Regarding length of mitochondrial sequence, this only has to be long enough to capture differences among closely-related species. Most populations that we recognize as species differ from their closest relatives by >1% in mitochondrial coding regions (corresponding to about 0.5 million years or more of reproductive isolation). At this level, even 100 bp is generally sufficient to distinguish most closely-related species, and a 648 bp COI barcode sequence should generally allow resolution of populations/species which have been reproductively isolated for much shorter periods of time. 

Identifying the unidentifiable

In July 2008 Wildlife Management researchers from Smithsonian Institution report on identifying otherwise unidentifiable remnants from bird-aircraft collisions (hereafter birdstrikes). Authors Dove et al point out “birdstrikes are a serious safety hazard and a major expense for the industry”. The US Federal Aviation Agency Wildlife Mitigation site shows about 600 incidents a month over the past year, peaking in late summer and early fall, presumably coincident with fall migration. The Smithsonian Institution has been identifying birdstrike species for military and civil aviation industries since the 1960s, analyzing specimens which range from whole carcasses to bits of feathers, tissue, or blood. Prior to availability DNA testing, identifications have relied on expert examination of detailed feather morphology with comparisons to Smithsonian’s vast bird specimen collection.

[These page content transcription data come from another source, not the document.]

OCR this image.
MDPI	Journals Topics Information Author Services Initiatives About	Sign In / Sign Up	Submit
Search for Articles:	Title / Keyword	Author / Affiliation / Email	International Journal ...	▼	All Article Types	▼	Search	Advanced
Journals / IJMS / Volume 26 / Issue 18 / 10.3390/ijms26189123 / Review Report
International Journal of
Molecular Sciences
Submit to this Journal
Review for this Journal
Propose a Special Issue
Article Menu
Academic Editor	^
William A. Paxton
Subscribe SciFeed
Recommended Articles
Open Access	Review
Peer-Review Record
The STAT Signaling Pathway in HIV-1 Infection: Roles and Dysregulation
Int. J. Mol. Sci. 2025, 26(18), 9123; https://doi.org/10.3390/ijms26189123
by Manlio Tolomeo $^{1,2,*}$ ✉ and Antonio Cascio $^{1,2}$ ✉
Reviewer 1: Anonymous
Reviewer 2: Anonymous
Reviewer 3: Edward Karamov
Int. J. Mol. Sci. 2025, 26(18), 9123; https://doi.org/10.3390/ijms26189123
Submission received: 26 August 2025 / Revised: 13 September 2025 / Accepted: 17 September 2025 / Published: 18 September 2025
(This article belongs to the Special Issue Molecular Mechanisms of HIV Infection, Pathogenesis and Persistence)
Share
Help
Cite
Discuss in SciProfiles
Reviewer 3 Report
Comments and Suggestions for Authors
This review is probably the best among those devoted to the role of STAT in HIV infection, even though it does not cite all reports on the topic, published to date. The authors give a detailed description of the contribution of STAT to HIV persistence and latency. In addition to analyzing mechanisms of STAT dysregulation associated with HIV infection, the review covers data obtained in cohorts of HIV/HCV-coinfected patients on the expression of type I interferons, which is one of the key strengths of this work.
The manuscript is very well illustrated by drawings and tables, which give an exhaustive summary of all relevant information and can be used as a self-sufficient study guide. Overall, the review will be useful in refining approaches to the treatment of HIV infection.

Of 1,715 birdstrike samples sent to Smithsonian Insitution during 4 months in fall 2006, 821(47.9%) contained only blood or tissue. Of these, 554 (67.5%) had amplifiable mtCOI DNA, and 535 (96.6%) with DNA led to species-level identifications based on reference sequences in Barcode of Life Database (BOLD). DNA barcoding identified 128 species representing 14 orders of birds, plus 2 bat species. 19 cases were deemed inconclusive as DNA barcode matched to a set of 2 or more closely-related species with overlapping barcodes, or the recovered sequence did not meet their 98% match criteria when compared to BOLD.

There was much better success recovering DNA from dry samples (70%) than from samples collected with a wet paper towel (about 23%), which had been the standard method, pointing the way toward improving yield of DNA-based ID. The authors conclude with a call for applying “a combination of morphological and molecular methods such as DNA barcoding for efficient, cost-effective birdstrike identifications”.

Just as in CSI television series, DNA-based identification can make possible what would otherwise be impossible; in this case, identifying birds from bits of tissue and blood and making birdstrike identifications available to those without access to Smithsonian’s experts or vast collections. In addition to helping airlines, birdstrike ID will inform our knowledge of bird migration routes. There are many exciting discoveries ahead.